3. Simplify the expression to find the value of the discriminant.
---
Example Problems from the Image
Let's solve a few examples from the worksheet:
#### 1. \( 2x^2 + 5x + 6 = 0 \)
- Coefficients: \( a = 2 \), \( b = 5 \), \( c = 6 \)
- Discriminant:
\[
\Delta = b^2 - 4ac = 5^2 - 4(2)(6) = 25 - 48 = -23
\]
- Result: \( \Delta = -23 \)
#### 2. \( x^2 - 4x + 4 = 0 \)
- Coefficients: \( a = 1 \), \( b = -4 \), \( c = 4 \)
- Discriminant:
\[
\Delta = b^2 - 4ac = (-4)^2 - 4(1)(4) = 16 - 16 = 0
\]
- Result: \( \Delta = 0 \)
#### 3. \( 7x^2 + 6 = 0 \)
- Rewrite the equation as \( 7x^2 + 0x + 6 = 0 \)
- Coefficients: \( a = 7 \), \( b = 0 \), \( c = 6 \)
- Discriminant:
\[
\Delta = b^2 - 4ac = 0^2 - 4(7)(6) = 0 - 168 = -168
\]
- Result: \( \Delta = -168 \)
#### 4. \( x^2 - 3x + 4 = 0 \)
- Coefficients: \( a = 1 \), \( b = -3 \), \( c = 4 \)
- Discriminant:
\[
\Delta = b^2 - 4ac = (-3)^2 - 4(1)(4) = 9 - 16 = -7
\]
- Result: \( \Delta = -7 \)
#### 5. \( 3x^2 + 6x + 6 = 0 \)
- Coefficients: \( a = 3 \), \( b = 6 \), \( c = 6 \)
- Discriminant:
\[
\Delta = b^2 - 4ac = 6^2 - 4(3)(6) = 36 - 72 = -36
\]
- Result: \( \Delta = -36 \)
#### 6. \( 9y^2 - 8y - 1 = 0 \)
- Coefficients: \( a = 9 \), \( b = -8 \), \( c = -1 \)
- Discriminant:
\[
\Delta = b^2 - 4ac = (-8)^2 - 4(9)(-1) = 64 + 36 = 100
\]
- Result: \( \Delta = 100 \)
#### 7. \( 5x^2 = 0 \)
- Rewrite the equation as \( 5x^2 + 0x + 0 = 0 \)
- Coefficients: \( a = 5 \), \( b = 0 \), \( c = 0 \)
- Discriminant:
\[
\Delta = b^2 - 4ac = 0^2 - 4(5)(0) = 0 - 0 = 0
\]
- Result: \( \Delta = 0 \)
#### 8. \( 12x^2 + 2x = 0 \)
- Rewrite the equation as \( 12x^2 + 2x + 0 = 0 \)
- Coefficients: \( a = 12 \), \( b = 2 \), \( c = 0 \)
- Discriminant:
\[
\Delta = b^2 - 4ac = 2^2 - 4(12)(0) = 4 - 0 = 4
\]
- Result: \( \Delta = 4 \)
#### 9. \( 6d^2 - 5 = 0 \)
- Rewrite the equation as \( 6d^2 + 0d - 5 = 0 \)

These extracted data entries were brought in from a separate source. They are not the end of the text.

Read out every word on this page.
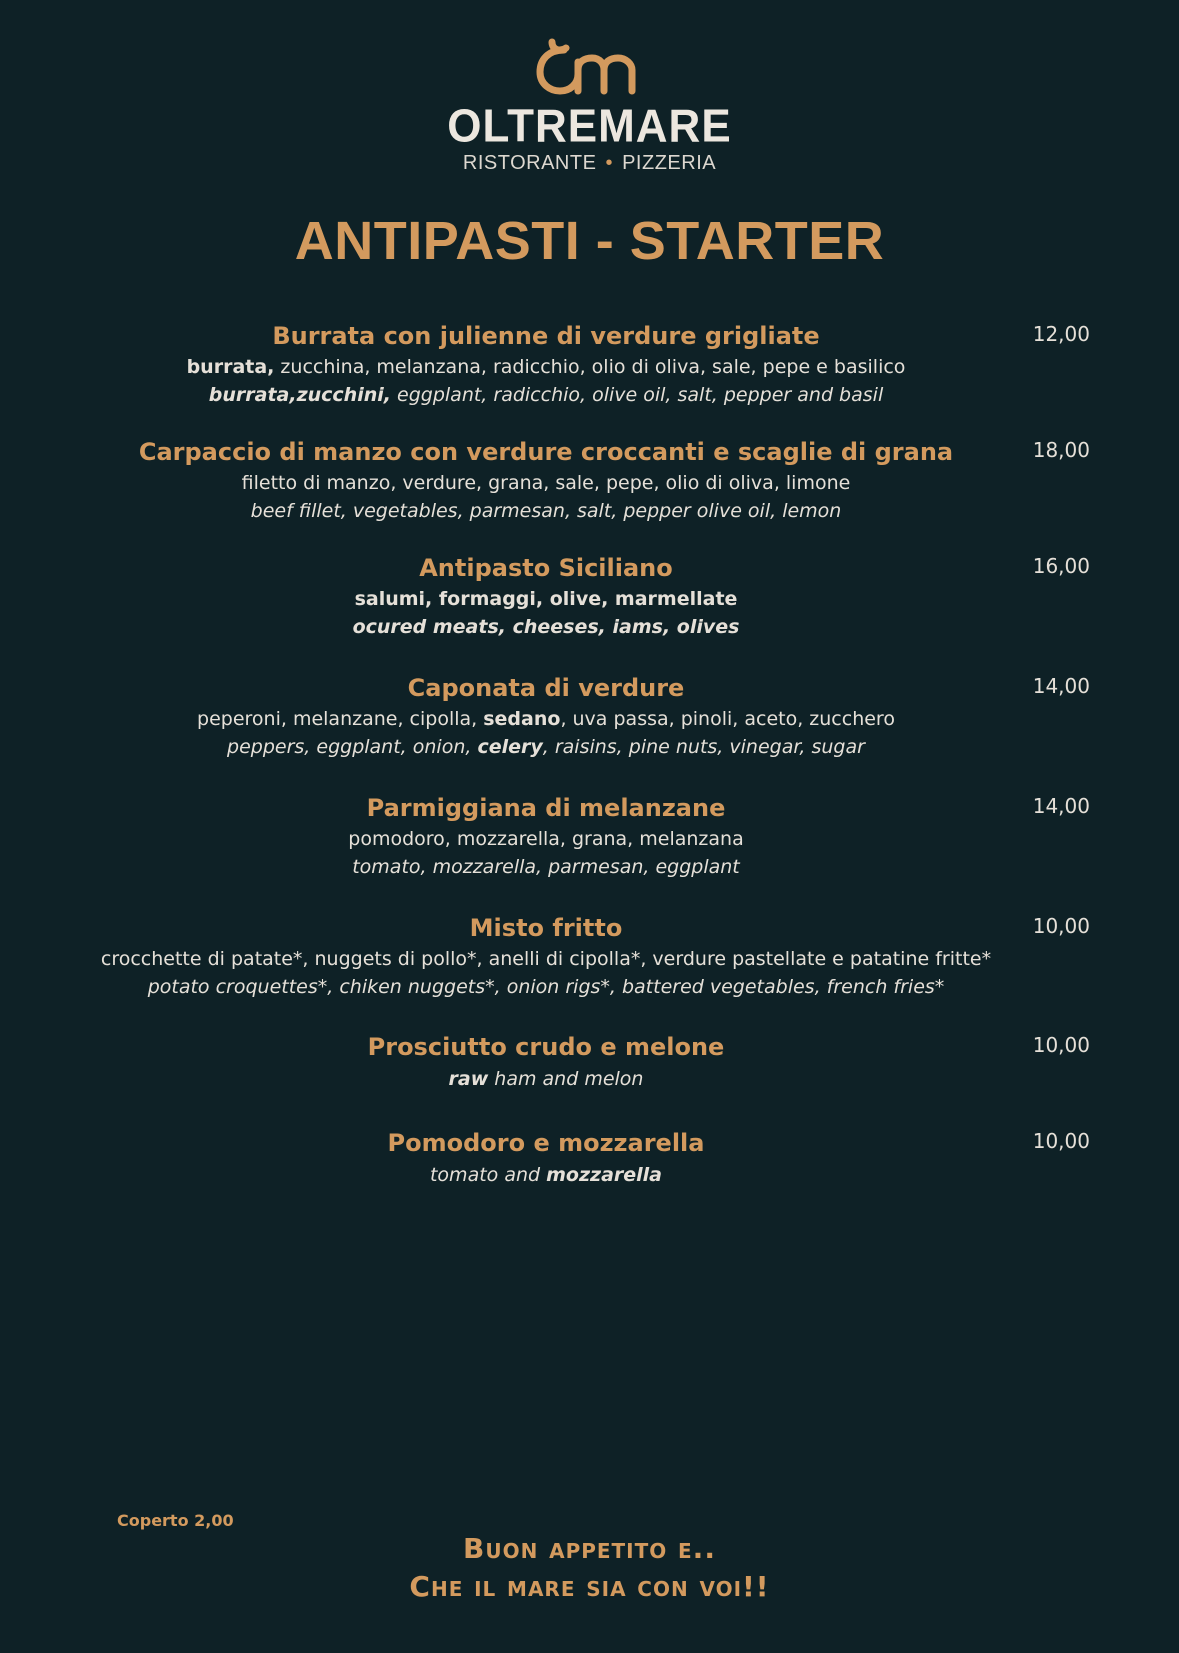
OLTREMARE
RISTORANTE • PIZZERIA
ANTIPASTI - STARTER
Burrata con julienne di verdure grigliate
burrata, zucchina, melanzana, radicchio, olio di oliva, sale, pepe e basilico
burrata,zucchini, eggplant, radicchio, olive oil, salt, pepper and basil
12,00
Carpaccio di manzo con verdure croccanti e scaglie di grana
filetto di manzo, verdure, grana, sale, pepe, olio di oliva, limone
beef fillet, vegetables, parmesan, salt, pepper olive oil, lemon
18,00
Antipasto Siciliano
salumi, formaggi, olive, marmellate
ocured meats, cheeses, iams, olives
16,00
Caponata di verdure
peperoni, melanzane, cipolla, sedano, uva passa, pinoli, aceto, zucchero
peppers, eggplant, onion, celery, raisins, pine nuts, vinegar, sugar
14,00
Parmiggiana di melanzane
pomodoro, mozzarella, grana, melanzana
tomato, mozzarella, parmesan, eggplant
14,00
Misto fritto
crocchette di patate*, nuggets di pollo*, anelli di cipolla*, verdure pastellate e patatine fritte*
potato croquettes*, chiken nuggets*, onion rigs*, battered vegetables, french fries*
10,00
Prosciutto crudo e melone
raw ham and melon
10,00
Pomodoro e mozzarella
tomato and mozzarella
10,00
Coperto 2,00
Buon appetito e..
Che il mare sia con voi!!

- Coefficients: \( a = 6 \), \( b = 0 \), \( c = -5 \)
- Discriminant:
\[
\Delta = b^2 - 4ac = 0^2 - 4(6)(-5) = 0 + 120 = 120
\]
- Result: \( \Delta = 120 \)
---
Final Answers
Here are the discriminants for the equations listed in the worksheet:
1. \( 2x^2 + 5x + 6 = 0 \): \( \Delta = -23 \)
2. \( x^2 - 4x + 4 = 0 \): \( \Delta = 0 \)

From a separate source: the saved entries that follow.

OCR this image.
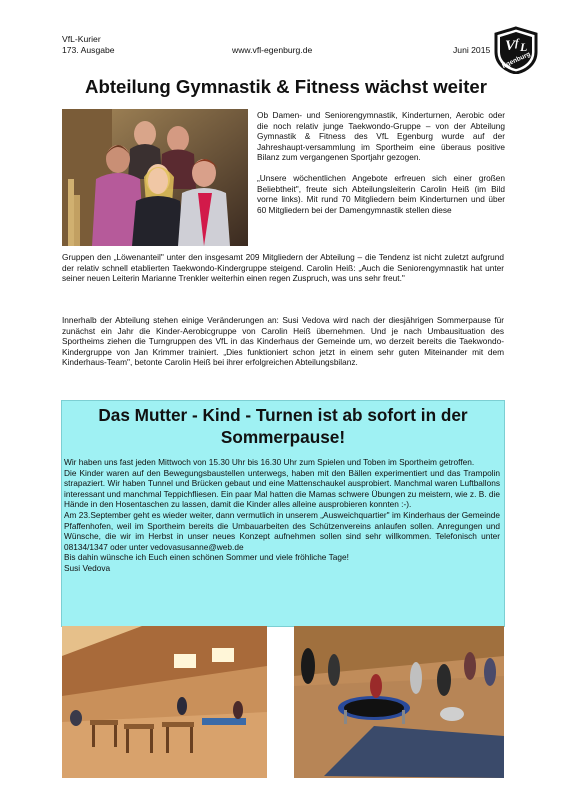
VfL-Kurier
173. Ausgabe	www.vfl-egenburg.de	Juni 2015 V f L
Egenburg
Abteilung Gymnastik & Fitness wächst weiter

Ob Damen- und Seniorengymnastik, Kinderturnen, Aerobic oder die noch relativ junge Taekwondo-Gruppe – von der Abteilung Gymnastik & Fitness des VfL Egenburg wurde auf der Jahreshaupt-versammlung im Sportheim eine überaus positive Bilanz zum vergangenen Sportjahr gezogen.

„Unsere wöchentlichen Angebote erfreuen sich einer großen Beliebtheit", freute sich Abteilungsleiterin Carolin Heiß (im Bild vorne links). Mit rund 70 Mitgliedern beim Kinderturnen und über 60 Mitgliedern bei der Damengymnastik stellen diese

Gruppen den „Löwenanteil" unter den insgesamt 209 Mitgliedern der Abteilung – die Tendenz ist nicht zuletzt aufgrund der relativ schnell etablierten Taekwondo-Kindergruppe steigend. Carolin Heiß: „Auch die Seniorengymnastik hat unter seiner neuen Leiterin Marianne Trenkler weiterhin einen regen Zuspruch, was uns sehr freut."

Innerhalb der Abteilung stehen einige Veränderungen an: Susi Vedova wird nach der diesjährigen Sommerpause für zunächst ein Jahr die Kinder-Aerobicgruppe von Carolin Heiß übernehmen. Und je nach Umbausituation des Sportheims ziehen die Turngruppen des VfL in das Kinderhaus der Gemeinde um, wo derzeit bereits die Taekwondo-Kindergruppe von Jan Krimmer trainiert. „Dies funktioniert schon jetzt in einem sehr guten Miteinander mit dem Kinderhaus-Team", betonte Carolin Heiß bei ihrer erfolgreichen Abteilungsbilanz.

Das Mutter - Kind - Turnen ist ab sofort in der Sommerpause!

Wir haben uns fast jeden Mittwoch von 15.30 Uhr bis 16.30 Uhr zum Spielen und Toben im Sportheim getroffen.

Die Kinder waren auf den Bewegungsbaustellen unterwegs, haben mit den Bällen experimentiert und das Trampolin strapaziert. Wir haben Tunnel und Brücken gebaut und eine Mattenschaukel ausprobiert. Manchmal waren Luftballons interessant und manchmal Teppichfliesen. Ein paar Mal hatten die Mamas schwere Übungen zu meistern, wie z. B. die Hände in den Hosentaschen zu lassen, damit die Kinder alles alleine ausprobieren konnten :-).

Am 23.September geht es wieder weiter, dann vermutlich in unserem „Ausweichquartier" im Kinderhaus der Gemeinde Pfaffenhofen, weil im Sportheim bereits die Umbauarbeiten des Schützenvereins anlaufen sollen. Anregungen und Wünsche, die wir im Herbst in unser neues Konzept aufnehmen sollen sind sehr willkommen. Telefonisch unter 08134/1347 oder unter vedovasusanne@web.de

Bis dahin wünsche ich Euch einen schönen Sommer und viele fröhliche Tage!

Susi Vedova
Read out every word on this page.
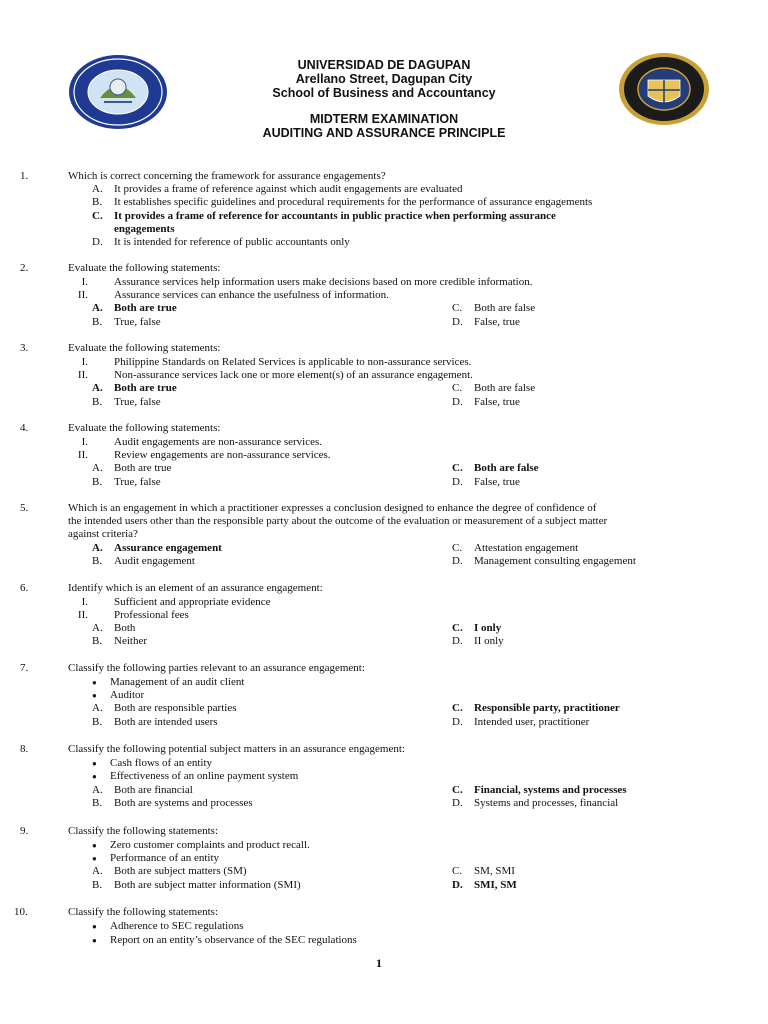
UNIVERSIDAD DE DAGUPAN
Arellano Street, Dagupan City
School of Business and Accountancy
MIDTERM EXAMINATION
AUDITING AND ASSURANCE PRINCIPLE
1.	Which is correct concerning the framework for assurance engagements?
A. It provides a frame of reference against which audit engagements are evaluated
B. It establishes specific guidelines and procedural requirements for the performance of assurance engagements
C. It provides a frame of reference for accountants in public practice when performing assurance
engagements
D. It is intended for reference of public accountants only
2.	Evaluate the following statements:
I. Assurance services help information users make decisions based on more credible information.
II. Assurance services can enhance the usefulness of information.
A. Both are true
B. True, false
C. Both are false
D. False, true
3.	Evaluate the following statements:
I. Philippine Standards on Related Services is applicable to non-assurance services.
II. Non-assurance services lack one or more element(s) of an assurance engagement.
A. Both are true
B. True, false
C. Both are false
D. False, true
4.	Evaluate the following statements:
I. Audit engagements are non-assurance services.
II. Review engagements are non-assurance services.
A. Both are true
B. True, false
C. Both are false
D. False, true
5.	Which is an engagement in which a practitioner expresses a conclusion designed to enhance the degree of confidence of
the intended users other than the responsible party about the outcome of the evaluation or measurement of a subject matter
against criteria?
A. Assurance engagement
B. Audit engagement
C. Attestation engagement
D. Management consulting engagement
6.	Identify which is an element of an assurance engagement:
I. Sufficient and appropriate evidence
II. Professional fees
A. Both
B. Neither
C. I only
D. II only
7.	Classify the following parties relevant to an assurance engagement:
● Management of an audit client
● Auditor
A. Both are responsible parties
B. Both are intended users
C. Responsible party, practitioner
D. Intended user, practitioner
8.	Classify the following potential subject matters in an assurance engagement:
● Cash flows of an entity
● Effectiveness of an online payment system
A. Both are financial
B. Both are systems and processes
C. Financial, systems and processes
D. Systems and processes, financial
9.	Classify the following statements:
● Zero customer complaints and product recall.
● Performance of an entity
A. Both are subject matters (SM)
B. Both are subject matter information (SMI)
C. SM, SMI
D. SMI, SM
10.	Classify the following statements:
● Adherence to SEC regulations
● Report on an entity’s observance of the SEC regulations
1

3. \( 7x^2 + 6 = 0 \): \( \Delta = -168 \)
4. \( x^2 - 3x + 4 = 0 \): \( \Delta = -7 \)
5. \( 3x^2 + 6x + 6 = 0 \): \( \Delta = -36 \)
6. \( 9y^2 - 8y - 1 = 0 \): \( \Delta = 100 \)
7. \( 5x^2 = 0 \): \( \Delta = 0 \)
8. \( 12x^2 + 2x = 0 \): \( \Delta = 4 \)
9. \( 6d^2 - 5 = 0 \): \( \Delta = 120 \)
---
Boxed Final Answer
\[
\boxed{-23, 0, -168, -7, -36, 100, 0, 4, 120}
\]
Parent Tip: Review the logic above to help your child master the concept of discriminant worksheet.